Classes of Analgesics
Nonsteroidal Anti-Inflammatory Drugs (NSAIDs)
NSAIDs are a mainstay in the management of mild to moderate nociceptive pain. As mentioned above, they are particularly useful in inflammatory states and in pain involving the musculoskeletal system.14
Palliative Care Note
For pain with a strong inflammatory component, if prescribing a medication, the onus is on you to justify why you would NOT use an anti-inflammatory agent, such as an NSAID or a steroid.
It is beyond the scope of this book to discuss the large number of NSAIDs available today.

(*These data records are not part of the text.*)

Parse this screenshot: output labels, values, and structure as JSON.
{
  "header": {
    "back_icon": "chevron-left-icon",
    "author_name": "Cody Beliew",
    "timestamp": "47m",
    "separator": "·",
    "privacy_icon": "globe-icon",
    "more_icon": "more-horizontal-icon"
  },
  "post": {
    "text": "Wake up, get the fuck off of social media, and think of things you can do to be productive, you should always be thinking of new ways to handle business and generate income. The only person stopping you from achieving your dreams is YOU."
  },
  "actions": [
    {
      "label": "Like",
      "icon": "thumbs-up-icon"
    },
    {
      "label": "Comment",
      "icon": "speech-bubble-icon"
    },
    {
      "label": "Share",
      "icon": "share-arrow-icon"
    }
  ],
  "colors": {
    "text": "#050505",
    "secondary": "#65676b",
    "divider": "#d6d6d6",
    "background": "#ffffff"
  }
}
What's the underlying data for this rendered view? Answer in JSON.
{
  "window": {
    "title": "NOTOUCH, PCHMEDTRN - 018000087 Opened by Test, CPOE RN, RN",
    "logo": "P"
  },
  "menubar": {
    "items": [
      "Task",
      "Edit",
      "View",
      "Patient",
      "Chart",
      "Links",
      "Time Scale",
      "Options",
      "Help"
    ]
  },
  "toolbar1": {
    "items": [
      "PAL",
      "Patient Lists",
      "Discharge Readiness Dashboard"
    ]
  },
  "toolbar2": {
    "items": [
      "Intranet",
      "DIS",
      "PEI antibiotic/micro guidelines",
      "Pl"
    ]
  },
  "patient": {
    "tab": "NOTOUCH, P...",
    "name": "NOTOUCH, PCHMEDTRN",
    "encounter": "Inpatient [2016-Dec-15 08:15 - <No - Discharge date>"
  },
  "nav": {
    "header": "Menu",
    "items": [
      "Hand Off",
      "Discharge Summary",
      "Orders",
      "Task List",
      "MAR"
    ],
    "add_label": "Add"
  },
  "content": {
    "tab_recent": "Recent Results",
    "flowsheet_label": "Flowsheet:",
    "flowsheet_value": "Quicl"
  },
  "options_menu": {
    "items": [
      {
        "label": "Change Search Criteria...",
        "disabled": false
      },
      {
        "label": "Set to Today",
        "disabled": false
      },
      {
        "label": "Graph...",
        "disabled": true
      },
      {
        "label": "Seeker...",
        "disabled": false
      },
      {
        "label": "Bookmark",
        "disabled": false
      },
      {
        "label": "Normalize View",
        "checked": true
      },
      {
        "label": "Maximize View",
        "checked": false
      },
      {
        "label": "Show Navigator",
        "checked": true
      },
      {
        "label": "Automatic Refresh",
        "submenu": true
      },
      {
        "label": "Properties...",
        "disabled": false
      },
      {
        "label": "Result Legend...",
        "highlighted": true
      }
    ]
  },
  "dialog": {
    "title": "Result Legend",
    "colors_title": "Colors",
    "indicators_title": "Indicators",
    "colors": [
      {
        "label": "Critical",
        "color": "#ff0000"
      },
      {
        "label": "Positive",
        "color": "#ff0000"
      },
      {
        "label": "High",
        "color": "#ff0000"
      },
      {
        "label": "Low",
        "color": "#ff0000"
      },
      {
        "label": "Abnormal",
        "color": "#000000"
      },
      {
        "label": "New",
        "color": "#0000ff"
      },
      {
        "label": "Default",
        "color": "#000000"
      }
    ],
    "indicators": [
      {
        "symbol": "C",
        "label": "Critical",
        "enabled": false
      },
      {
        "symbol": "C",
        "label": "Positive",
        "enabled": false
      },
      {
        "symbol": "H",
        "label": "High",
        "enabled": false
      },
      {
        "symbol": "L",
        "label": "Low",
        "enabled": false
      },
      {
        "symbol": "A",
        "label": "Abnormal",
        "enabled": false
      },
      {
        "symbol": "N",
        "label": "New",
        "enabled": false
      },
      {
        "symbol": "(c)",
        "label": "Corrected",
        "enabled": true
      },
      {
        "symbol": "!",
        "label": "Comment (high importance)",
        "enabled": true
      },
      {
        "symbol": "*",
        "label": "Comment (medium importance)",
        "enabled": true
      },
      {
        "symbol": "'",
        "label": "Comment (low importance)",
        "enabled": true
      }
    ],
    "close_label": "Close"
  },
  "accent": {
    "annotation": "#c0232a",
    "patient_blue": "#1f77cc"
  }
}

Rather, some guidelines for choosing and using them are offered.
3. For some patients NSAIDs may be as effective as or more effective than opioids in relieving pain. In such cases it may be a mistake to withhold this class of medication for fear of some of these side effects. Rather, additional steps may be necessary to minimize the risk. Proton pump inhibitors (PPIs) may significantly decrease the risk of gastric and duodenal bleeding.15 Identification and eradication of H. pylori infection may lessen the risk of bleeding with NSAIDs in those infected for both duodenal and gastric ulcers.15 When there is concern over renal function, careful monitoring of blood chemistries may allow early detection of adverse effects. If deterioration in renal function is detected, discontinuation of the NSAID usually results in a gradual return to baseline function. Use of COX-2 inhibitors (see below) may also help minimize risk.